Project Introduction

Introduction #

The PKI system supports global use with X.509 certificates, integrating internationalized content like IDNs and multilingual text, referred to as Unicerts. This integration introduces complexity in Unicert issuance and usage. Past incidents showed that poor Unicode handling can cause security risks, including spoofing and remote code execution, yet threats specific to PKI and Unicerts remain underexplored. This paper presents the first large-scale study of Unicerts, examining both issuance and parsing compliance. By analyzing 34.8M Unicerts from CT logs and 9 mainstream TLS libraries, we found the PKI ecosystem struggles with adopting Unicode. On the issuing side, 373 CAs issued 249k (0.72%) non-compliant Unicerts due to weak validation on character ranges, normalization, and formatting, 65.3% of which were from publicly trusted CAs. These issues arise from overly complex standard requirements.

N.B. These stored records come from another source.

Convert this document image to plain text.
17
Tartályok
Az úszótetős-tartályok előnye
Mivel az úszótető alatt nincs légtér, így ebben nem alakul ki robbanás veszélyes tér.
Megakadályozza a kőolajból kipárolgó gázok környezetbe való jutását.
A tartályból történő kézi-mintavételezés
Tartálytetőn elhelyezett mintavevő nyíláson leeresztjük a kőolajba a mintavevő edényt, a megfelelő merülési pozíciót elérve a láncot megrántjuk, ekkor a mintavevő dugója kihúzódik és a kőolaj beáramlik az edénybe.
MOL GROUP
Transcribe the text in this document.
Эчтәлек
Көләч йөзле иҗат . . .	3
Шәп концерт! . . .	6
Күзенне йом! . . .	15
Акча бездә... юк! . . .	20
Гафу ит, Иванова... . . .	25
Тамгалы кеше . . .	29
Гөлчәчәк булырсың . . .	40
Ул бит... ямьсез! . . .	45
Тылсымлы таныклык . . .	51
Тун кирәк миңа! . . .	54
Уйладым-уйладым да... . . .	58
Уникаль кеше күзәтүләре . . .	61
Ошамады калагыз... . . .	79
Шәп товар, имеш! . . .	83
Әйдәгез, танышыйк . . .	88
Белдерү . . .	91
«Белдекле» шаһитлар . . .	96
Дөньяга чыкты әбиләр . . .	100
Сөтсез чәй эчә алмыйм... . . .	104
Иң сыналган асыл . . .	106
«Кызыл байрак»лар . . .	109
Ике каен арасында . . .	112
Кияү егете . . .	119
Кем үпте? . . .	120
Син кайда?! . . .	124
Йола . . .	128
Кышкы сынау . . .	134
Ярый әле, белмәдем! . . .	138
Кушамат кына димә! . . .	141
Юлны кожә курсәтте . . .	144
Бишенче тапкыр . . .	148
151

On the parsing side, we found that libraries (e.g., GnuTLS and PyOpenSSL) exhibited issues in decoding and handling special characters, such as incompatible decoding and improper escaping, which could lead to incorrect entity extraction or subfield forgery. We further empirically identified three threat surfaces: user spoofing, CT monitor misleading, and traffic obfuscation. Finally, we analyzed root causes and proposed recommendations to enhance Unicert compliance in the global PKI ecosystem.